By Bill Hoffmann
The sweeping support evangelicals gave Donald Trump on Election Day was stoked by their fear that Christianity is being killed off, Johnnie Moore, a spokesman for My Faith Votes, which focuses on getting Christian Americans to the polls, tells Newsmax TV.
"America has become
an increasingly intolerant place for Christians.... The religious right is
dying, Christianity is dying," Moore said Friday to J.D. Hayworth on
"America Talks Live."
"What we've learned
is America isn't Los Angeles or New York. America is the center of the country
and the majority of the people in this country want religious freedom, they
stand up for Christian values and are unashamed of our Judeo-Christian effort.
"It's what's
happened in America: Threats to religious liberty and all these other things.
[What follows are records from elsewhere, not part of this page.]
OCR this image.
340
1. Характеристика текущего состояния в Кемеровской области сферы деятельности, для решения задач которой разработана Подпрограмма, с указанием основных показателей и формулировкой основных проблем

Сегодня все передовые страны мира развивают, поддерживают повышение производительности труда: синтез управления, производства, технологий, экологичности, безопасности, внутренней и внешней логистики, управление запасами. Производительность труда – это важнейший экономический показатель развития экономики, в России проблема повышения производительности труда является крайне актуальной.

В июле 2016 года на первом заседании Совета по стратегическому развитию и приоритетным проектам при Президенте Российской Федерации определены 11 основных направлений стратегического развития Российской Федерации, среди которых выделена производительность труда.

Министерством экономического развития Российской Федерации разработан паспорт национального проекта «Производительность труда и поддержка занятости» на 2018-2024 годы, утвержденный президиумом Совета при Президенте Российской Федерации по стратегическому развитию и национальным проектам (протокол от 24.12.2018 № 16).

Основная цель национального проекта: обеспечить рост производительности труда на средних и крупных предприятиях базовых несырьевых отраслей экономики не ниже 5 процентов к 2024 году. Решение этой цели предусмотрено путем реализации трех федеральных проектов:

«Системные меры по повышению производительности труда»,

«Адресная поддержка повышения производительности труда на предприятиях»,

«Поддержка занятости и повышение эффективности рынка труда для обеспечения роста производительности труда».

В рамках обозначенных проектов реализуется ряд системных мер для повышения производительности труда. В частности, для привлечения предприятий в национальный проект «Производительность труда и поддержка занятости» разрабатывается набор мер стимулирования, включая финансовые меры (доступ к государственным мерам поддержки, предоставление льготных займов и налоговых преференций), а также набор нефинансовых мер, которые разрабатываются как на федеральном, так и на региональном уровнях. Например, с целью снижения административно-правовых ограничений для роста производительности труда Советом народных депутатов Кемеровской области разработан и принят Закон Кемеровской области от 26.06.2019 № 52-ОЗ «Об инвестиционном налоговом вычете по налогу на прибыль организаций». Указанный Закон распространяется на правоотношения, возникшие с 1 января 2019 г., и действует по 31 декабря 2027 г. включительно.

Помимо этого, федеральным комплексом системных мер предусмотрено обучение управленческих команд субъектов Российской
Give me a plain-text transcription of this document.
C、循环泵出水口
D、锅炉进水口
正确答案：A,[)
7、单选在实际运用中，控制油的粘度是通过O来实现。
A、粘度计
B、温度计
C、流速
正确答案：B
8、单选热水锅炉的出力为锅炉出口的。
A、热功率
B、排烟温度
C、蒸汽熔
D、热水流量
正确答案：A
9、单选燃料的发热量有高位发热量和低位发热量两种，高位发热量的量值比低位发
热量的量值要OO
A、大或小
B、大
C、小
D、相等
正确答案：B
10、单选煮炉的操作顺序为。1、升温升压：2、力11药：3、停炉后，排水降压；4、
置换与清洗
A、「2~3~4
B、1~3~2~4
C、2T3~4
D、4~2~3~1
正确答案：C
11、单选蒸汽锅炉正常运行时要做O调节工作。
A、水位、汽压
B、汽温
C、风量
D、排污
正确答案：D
But I've got to tell you, Donald Trump deserves all the credit in the
world."
Moore, whose nonpartisan
group motivates and mobilizes the Christian vote, said he has never seen
anybody "with so much power and so much influence go to the effort he went
to build individual relationships with not dozens of significant Christian
leaders, but thousands of them."
He noted that some
pastors have the billionaire real-estate tycoon and president-elect's cell
phone number.
"[Trump] invited
criticism, he created an evangelical advisory board, he didn't even require
everyone to endorse him to be on the board because he legitimately wanted their
advice and they had an open conversation with him. And it worked in an
astonishing, astonishing way," Moore said.
"And this is as
American as anything. I mean we are a country with a Judeo-Christian
foundation. We have a congressionally-mandated National Day of Prayer. This is
something we do.
"I started getting
emails and text messages and phone calls from every direction on Election Day
[saying] ‘we're praying for America, we're praying for Mr. Trump, we're praying
for religious freedom, we're praying for all these things. And it happened. Not
only that, the turnout effort was unbelievable."